The Toronto Star's Mitch Potter scores an exclusive interview with Ukraine's president Viktor Yushchenko on the eve of his visit to Canada. Yushchenko will be accorded the honour of addressing Canada's House of Commons. I'm going on memory here but I think the only other leaders to address the Commons during Prime Minister Harper's tenure are former Australian Prime Minister John Howard and Afghanistan President Hamid Karzai.
In any event … great piece by Potter and even more compelling for the description of Yuschenko's personal battle to come back from dioxin poisoning:
… he unwittingly ingested a dioxin-laced bowl of soup in the autumn of 2004. Speaking in an exclusive interview on the eve of a long-awaited visit to Canada, the 54-year-old Yushchenko said the physical toll of the treatments all but consumed him during his first 30 months in office.
“I'll tell you one secret – how to make your body pool its energy and strength,” Yushchenko said, calling the period from 2005 to mid-2007 the “biggest overload on my health” because of a punishing schedule of operations. “I can tell you another secret, how these surgeries were made.

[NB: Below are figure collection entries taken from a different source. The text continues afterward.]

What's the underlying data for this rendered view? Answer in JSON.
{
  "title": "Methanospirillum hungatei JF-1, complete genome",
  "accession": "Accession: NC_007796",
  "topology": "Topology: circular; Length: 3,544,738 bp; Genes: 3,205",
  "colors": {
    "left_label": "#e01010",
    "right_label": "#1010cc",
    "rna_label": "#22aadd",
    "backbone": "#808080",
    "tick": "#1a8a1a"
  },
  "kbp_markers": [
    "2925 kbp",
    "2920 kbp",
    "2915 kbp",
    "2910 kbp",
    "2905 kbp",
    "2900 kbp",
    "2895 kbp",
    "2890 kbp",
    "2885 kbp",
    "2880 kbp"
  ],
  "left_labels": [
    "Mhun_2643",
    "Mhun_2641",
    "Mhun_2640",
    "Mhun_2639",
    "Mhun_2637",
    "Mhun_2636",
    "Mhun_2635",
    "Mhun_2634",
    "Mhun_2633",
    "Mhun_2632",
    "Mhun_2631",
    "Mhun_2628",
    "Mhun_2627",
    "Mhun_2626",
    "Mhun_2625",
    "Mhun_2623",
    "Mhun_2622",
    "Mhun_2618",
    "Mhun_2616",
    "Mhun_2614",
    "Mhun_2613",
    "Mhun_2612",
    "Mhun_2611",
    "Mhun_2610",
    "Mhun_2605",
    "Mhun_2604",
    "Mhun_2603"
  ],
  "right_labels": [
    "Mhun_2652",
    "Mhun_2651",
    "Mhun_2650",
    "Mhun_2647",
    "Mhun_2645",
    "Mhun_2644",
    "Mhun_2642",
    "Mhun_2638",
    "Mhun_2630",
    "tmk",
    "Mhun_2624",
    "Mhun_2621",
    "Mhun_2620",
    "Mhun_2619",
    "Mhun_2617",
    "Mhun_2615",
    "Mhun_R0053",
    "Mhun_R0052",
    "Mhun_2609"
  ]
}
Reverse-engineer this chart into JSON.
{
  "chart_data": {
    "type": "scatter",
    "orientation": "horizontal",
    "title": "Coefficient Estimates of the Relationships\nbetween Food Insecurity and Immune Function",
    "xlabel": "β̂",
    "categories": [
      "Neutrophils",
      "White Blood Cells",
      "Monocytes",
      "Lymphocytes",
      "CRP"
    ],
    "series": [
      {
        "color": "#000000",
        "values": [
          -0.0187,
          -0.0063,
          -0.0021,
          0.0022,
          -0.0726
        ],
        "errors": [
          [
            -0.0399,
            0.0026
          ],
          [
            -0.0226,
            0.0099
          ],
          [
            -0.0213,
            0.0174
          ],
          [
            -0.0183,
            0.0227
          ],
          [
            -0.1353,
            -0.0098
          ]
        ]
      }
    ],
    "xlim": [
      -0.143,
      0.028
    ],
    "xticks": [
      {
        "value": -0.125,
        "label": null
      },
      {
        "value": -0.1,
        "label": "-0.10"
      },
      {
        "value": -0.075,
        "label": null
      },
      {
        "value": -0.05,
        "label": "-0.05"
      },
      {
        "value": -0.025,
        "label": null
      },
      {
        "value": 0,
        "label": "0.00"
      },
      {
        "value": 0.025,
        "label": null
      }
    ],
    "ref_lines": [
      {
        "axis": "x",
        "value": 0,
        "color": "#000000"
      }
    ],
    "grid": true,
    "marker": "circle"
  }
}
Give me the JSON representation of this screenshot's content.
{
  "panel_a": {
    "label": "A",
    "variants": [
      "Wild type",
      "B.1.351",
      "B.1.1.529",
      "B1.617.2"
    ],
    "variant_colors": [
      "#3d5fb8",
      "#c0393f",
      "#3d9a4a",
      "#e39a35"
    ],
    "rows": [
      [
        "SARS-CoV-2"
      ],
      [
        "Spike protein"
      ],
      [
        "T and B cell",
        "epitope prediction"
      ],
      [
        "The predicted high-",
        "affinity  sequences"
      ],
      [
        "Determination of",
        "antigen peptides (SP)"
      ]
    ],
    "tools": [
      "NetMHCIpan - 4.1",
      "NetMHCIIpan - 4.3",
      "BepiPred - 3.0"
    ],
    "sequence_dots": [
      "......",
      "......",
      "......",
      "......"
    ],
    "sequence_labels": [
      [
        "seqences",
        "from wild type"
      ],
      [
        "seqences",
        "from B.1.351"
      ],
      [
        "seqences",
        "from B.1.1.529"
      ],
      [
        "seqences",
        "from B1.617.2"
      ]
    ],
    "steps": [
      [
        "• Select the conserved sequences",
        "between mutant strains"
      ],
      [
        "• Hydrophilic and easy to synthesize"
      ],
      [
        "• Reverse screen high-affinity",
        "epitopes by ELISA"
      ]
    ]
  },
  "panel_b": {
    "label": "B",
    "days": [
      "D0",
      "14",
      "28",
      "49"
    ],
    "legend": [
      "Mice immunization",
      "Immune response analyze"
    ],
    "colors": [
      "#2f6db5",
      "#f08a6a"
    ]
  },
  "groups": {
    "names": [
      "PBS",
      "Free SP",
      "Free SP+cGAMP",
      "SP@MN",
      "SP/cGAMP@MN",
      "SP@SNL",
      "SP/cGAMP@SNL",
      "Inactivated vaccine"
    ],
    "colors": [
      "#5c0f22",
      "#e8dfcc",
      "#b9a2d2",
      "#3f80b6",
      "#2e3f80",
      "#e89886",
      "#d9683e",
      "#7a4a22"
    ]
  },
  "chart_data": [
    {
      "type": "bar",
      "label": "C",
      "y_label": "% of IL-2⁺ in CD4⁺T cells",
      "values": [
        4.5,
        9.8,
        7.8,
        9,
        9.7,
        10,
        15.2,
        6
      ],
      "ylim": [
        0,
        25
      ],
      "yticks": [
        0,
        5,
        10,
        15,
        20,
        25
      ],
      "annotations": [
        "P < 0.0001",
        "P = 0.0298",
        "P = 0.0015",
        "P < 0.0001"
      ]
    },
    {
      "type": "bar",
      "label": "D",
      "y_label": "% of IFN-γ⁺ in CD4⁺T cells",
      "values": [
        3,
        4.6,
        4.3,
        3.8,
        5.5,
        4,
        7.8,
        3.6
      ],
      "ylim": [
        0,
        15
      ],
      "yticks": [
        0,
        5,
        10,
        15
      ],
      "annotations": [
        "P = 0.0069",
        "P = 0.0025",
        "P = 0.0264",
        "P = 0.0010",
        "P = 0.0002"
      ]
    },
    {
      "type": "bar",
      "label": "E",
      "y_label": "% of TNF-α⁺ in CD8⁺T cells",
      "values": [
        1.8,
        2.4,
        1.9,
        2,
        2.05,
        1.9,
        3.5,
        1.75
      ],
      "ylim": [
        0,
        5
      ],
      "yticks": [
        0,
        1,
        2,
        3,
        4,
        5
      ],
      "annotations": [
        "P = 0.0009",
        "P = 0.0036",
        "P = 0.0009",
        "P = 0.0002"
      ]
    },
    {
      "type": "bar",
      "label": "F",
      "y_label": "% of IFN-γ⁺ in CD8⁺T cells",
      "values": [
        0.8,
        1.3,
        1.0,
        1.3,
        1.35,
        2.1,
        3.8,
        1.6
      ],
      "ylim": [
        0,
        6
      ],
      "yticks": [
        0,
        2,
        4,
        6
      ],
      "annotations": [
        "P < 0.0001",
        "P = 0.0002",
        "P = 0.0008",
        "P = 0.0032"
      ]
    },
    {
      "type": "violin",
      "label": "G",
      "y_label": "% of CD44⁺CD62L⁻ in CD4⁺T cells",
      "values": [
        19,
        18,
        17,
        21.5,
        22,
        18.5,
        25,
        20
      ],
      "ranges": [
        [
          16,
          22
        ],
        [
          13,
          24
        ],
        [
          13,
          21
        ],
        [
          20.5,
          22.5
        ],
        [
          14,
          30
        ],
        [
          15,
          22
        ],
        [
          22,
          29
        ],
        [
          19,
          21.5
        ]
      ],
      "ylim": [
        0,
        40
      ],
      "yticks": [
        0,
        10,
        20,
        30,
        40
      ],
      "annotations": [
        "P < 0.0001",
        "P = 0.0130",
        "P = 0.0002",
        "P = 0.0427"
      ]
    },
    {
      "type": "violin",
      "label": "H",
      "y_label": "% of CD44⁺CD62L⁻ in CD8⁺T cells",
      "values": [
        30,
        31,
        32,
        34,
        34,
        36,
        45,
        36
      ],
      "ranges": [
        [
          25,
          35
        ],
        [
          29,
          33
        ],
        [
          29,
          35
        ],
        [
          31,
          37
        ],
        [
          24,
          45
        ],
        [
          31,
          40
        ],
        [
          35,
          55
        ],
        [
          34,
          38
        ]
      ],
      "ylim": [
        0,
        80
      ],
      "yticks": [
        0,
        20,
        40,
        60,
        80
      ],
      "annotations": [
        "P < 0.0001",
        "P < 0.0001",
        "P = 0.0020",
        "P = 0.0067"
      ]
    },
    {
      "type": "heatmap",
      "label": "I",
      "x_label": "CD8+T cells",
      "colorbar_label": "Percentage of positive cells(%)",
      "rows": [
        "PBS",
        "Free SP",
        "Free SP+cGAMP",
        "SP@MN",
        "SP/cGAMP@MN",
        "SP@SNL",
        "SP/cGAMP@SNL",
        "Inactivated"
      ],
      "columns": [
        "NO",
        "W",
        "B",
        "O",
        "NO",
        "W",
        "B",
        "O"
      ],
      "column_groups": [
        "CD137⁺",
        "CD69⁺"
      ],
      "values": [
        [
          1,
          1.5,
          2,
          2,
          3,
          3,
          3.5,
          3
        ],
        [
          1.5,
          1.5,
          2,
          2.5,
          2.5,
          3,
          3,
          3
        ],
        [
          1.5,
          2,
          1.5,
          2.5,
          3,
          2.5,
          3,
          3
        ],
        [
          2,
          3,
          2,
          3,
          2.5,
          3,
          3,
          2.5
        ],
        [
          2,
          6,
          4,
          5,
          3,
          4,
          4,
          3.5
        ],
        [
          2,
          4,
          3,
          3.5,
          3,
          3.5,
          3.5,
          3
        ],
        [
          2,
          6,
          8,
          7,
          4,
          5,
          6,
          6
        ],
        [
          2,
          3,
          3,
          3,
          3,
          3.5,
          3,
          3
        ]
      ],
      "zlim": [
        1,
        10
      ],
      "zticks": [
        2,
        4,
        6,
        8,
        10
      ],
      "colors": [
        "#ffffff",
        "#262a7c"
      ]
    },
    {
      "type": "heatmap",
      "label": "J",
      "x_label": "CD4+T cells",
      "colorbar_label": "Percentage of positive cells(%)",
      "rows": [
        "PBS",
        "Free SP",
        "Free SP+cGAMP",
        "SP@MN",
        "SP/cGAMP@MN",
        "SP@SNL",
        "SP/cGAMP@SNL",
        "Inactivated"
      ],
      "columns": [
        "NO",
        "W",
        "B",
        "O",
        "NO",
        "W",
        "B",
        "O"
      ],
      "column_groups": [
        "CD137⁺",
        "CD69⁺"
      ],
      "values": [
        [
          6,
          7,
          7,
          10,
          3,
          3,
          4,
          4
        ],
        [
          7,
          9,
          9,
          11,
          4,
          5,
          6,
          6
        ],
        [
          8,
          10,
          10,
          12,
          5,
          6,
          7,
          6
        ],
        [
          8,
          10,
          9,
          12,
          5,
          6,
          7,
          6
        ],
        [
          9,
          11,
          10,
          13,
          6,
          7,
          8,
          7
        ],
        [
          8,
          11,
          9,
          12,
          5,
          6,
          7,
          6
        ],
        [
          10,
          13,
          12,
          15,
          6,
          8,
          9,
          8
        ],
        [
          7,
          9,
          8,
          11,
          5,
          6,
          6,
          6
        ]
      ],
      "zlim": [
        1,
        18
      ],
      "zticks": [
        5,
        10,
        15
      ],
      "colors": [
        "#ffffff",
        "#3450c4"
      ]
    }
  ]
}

On Friday nights, right after work, at 9 or 10 p.m., they would do the operations” so Yushchenko would be able to spend weekends marshalling the energy to resume his duties on Monday. Each surgery involved 2 to 2 ½ hours of “cleaning the skin” to remove dioxin.
“The methods are really painful, but I couldn't survive without them,” said Yushchenko, who is believed to be only the third person to survive an infiltration of TCCD dioxin at a level of concentration at least 1,000 times higher than that which occurs naturally in the human body . . .
I saw Yushchenko in 2005 in Brussels. Yushchenko attended a meeting of NATO leaders and had a one-on-one meeting with then-Prime Minister Martin. The Ukraine is desperate to get into NATO.
I assume Prime Minister Harper wants Ukraine in NATO as well, though I've never asked him about it. In Potter's piece, Yuschenko calls Harper “a hero”, hence my assumption.
I hope to be in the Commons tomorrow to listen to President Yushchenko. At NATO, when I first met him, he had just led the “Orange Revolution” and was one of the most interesting people at that 2005 summit. Now, three years later, he is fighting for his political life in Ukraine but his personal fight against the dioxin poisoning is showing tremendous gains. That's the photo that's running with The Star's piece in the top left and that's a photo, on the right, I took from my seat in the front row at a NATO press conference in Brussels three years ago. Incredible.